Der Betriebsrat der Beklagten stellte hier mit der gebrauchten Wortwahl (‚somit‘) eine enge inhaltliche Koppelung des 2. Satzes (Zustimmung zur Kündigung) mit dem 1. Satz (Feststellung mangelnder Zuständigkeit für den Kläger) her. Diese Verknüpfung ergibt aber in der vorliegenden Form für den objektiven Betrachter der gesamten Erklärung keinen nachvollziehbaren Sinn. Dass der Zustimmungserklärung des unzuständigen Betriebsrats zur Kündigungsabsicht des Betriebsinhabers keine Bedeutung zukommen kann, bedarf keiner besonderen Erörterung (vgl RISJustiz RS0051555; RS0051619 ua).“

ERLÄUTERUNG

Der Betriebsinhaber hat gem § 105 Abs 1 ArbVG vor jeder Kündigung eines AN den zuständigen BR zu verständigen, der mit dem Betriebsinhaber beraten und – nach erfolgter Beschlussfassung im Gremium – innerhalb einer Woche hierzu schriftlich oder mündlich Stellung nehmen kann. Der BR hat drei Möglichkeiten, sich zur beabsichtigten Kündigung zu äußern: Er kann der Kündigung ausdrücklich widersprechen, er kann ihr ausdrücklich zustimmen oder er gibt einfach keine Stellungnahme ab (Stillschweigen). Die Art der Stellungnahme ist aber entscheidend für die Anfechtungsmöglichkeit des AN (bzw des BR).

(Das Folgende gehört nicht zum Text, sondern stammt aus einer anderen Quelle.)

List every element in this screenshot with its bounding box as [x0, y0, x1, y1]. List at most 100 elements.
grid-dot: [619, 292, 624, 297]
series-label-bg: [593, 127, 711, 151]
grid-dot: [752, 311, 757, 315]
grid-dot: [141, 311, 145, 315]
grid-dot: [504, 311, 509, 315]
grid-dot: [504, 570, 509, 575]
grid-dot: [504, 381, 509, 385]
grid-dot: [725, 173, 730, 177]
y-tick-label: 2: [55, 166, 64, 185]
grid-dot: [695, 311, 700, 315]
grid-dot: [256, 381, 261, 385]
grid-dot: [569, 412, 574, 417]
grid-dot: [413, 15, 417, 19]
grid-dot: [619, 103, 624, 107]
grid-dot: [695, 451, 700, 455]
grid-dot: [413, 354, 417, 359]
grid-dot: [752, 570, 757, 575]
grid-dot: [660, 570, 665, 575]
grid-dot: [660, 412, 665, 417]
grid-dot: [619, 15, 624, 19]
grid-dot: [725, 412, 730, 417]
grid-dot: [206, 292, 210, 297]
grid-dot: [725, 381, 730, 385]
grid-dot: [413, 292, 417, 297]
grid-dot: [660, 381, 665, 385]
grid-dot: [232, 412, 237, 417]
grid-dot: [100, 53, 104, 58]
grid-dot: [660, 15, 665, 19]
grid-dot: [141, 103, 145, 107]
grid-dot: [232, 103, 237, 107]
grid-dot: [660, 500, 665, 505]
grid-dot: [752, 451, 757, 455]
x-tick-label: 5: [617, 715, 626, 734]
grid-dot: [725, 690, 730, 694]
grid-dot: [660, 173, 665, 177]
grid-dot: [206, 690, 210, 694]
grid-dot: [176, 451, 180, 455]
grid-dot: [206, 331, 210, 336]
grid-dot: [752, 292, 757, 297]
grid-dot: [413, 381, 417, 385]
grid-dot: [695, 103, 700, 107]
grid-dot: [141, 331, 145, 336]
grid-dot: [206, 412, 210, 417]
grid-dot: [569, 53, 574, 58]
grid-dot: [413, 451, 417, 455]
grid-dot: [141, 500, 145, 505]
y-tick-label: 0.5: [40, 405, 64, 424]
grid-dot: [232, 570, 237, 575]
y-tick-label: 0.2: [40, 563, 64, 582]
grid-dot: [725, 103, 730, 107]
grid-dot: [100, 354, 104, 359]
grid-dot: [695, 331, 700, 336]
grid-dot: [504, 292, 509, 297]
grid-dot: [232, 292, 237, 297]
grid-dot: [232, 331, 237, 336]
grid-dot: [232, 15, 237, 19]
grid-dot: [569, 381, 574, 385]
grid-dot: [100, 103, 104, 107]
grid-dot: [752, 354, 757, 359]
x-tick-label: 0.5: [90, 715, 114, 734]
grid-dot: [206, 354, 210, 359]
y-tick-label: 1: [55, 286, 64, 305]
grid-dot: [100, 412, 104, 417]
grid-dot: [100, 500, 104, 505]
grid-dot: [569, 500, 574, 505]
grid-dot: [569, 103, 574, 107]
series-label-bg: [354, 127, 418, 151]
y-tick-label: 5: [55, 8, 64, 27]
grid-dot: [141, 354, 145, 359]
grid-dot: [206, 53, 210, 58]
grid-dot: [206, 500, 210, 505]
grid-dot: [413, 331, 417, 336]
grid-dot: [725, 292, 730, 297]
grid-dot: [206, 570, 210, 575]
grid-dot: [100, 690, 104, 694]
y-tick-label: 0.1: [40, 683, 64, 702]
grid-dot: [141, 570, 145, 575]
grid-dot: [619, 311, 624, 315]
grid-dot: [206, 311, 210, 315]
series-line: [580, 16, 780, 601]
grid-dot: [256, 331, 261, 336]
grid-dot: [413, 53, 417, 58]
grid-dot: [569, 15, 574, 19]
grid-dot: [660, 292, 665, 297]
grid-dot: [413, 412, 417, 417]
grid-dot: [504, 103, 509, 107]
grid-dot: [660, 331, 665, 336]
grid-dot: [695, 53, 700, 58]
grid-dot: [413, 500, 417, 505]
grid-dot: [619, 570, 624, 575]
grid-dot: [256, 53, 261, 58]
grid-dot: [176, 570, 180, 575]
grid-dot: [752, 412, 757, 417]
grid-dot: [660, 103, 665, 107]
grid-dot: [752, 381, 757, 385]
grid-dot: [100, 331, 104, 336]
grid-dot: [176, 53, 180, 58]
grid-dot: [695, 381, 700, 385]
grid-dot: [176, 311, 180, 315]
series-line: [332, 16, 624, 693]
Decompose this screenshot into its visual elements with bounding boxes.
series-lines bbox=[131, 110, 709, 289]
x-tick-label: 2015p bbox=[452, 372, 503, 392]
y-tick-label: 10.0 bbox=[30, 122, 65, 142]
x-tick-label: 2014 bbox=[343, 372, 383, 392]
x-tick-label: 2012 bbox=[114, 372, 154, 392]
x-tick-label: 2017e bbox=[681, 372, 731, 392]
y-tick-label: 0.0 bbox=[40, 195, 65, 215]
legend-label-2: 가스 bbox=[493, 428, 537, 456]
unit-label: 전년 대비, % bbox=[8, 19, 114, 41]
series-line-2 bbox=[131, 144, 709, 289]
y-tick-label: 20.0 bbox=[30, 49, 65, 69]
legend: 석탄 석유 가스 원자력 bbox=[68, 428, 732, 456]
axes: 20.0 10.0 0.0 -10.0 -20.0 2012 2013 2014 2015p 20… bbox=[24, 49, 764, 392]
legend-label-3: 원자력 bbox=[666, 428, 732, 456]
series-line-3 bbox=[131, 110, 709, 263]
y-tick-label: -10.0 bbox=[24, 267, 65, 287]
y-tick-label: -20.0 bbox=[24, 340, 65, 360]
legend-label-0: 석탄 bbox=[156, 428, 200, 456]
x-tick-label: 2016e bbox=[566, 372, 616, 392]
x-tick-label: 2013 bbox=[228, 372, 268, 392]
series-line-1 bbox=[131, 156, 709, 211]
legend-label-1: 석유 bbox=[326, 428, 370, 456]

Ist der Erklärung des BR ein ausdrücklicher Widerspruch zu entnehmen, kann der AN oder, nach Aufforderung durch den AN, der BR die Kündigung wegen Sozialwidrigkeit (inkl möglichem Sozialvergleich) anfechten. Hat sich der BR zur Kündigungsabsicht nicht geäußert, also keine Stellungnahme abgegeben, so spricht man von einem „schlichten Widerspruch“ und der AN behält die Möglichkeit, gegen die Kündigung wegen Sozialwidrigkeit vorzugehen. Im Falle einer ausdrücklichen Zustimmung nach § 105 Abs 4 ArbVG kann die Kündigung gem § 105 Abs 3 Z 2 ArbVG jedoch nicht mehr angefochten werden. Man nennt dies auch das sogenannte Sperrrecht des BR (siehe dazu § 105 Abs 6 ArbVG). Die Anfechtung wegen verpönter Motivkündigung ist allerdings immer möglich, selbst bei Zustimmung des BR.

Folgerichtig ist daher nach dem OGH immer zu prüfen, ob überhaupt eine klare und eindeutige Zustimmung des BR zur Kündigung vorliegt. Deutlich zeigt der vorliegende Fall, dass dieser Prüfung jeweils die gesamte Erklärung des BR zugrunde gelegt werden muss: So wird die vordergründig klare Zustimmung des BR im zweiten Satz durch deren Verknüpfung mit der vorangegangenen „Begründung“ (erster Satz) – die in Wahrheit denklogisch keine taugliche Begründung abgeben kann – vollends in Frage gestellt: Eine derartig undeutliche Erklärung ist daher als Fehlen einer Stellungnahme (Stillschweigen) bzw als schlichter Widerspruch zu werten, womit das Anfechtungsrecht des AN wegen Sozialwidrigkeit iSd § 105 Abs 3 Z 2 ArbVG bestehen bleibt.

Generell sei darauf hingewiesen, dass die Stellungnahme des BR möglichst klar einer der drei vorhin angeführten Varianten entsprechen sollte, weil undeutliche Formulierungen auch zulasten des betroffenen AN gehen können. So hat etwa der OGH die Stellungnahme eines BR, dass „keinerlei Einwände gegen die Kündigung bestehen“ als ausdrückliche Zustimmung gewertet. Oder es wurde die Formulierung eines BR, wonach „die Zustimmung des Betriebsrats verweigert wird“, nicht als ausdrücklicher Widerspruch gewertet. Kann die Erklärung des BR weder als Zustimmung noch als Widerspruch zu einer Kündigungsabsicht angesehen werden, gilt dies als keine Stellungnahme (Näheres dazu Gahleitner in

Gahleitner/Mosler
[Hrsg], ArbVG 35 § 105 Rz 49).

Anzumerken ist noch, dass über das Anfechtungsbegehren des kl AN vom OGH nicht endgültig entschieden wurde. Die Rechtssache wurde wieder an das Erstgericht zurückverwiesen, damit dieses darüber urteilt, ob – wie von der bekl AG behauptet – der kl AN als leitender Angestellter iSd § 36 Abs 2 Z 3 ArbVG anzusehen und damit vom II. Teil des ArbVG ausgenommen ist. Verneinendenfalls wird anschließend die Frage der Sozialwidrigkeit der Kündigung nach § 105 Abs 3 Z 2 ArbVG zu prüfen sein.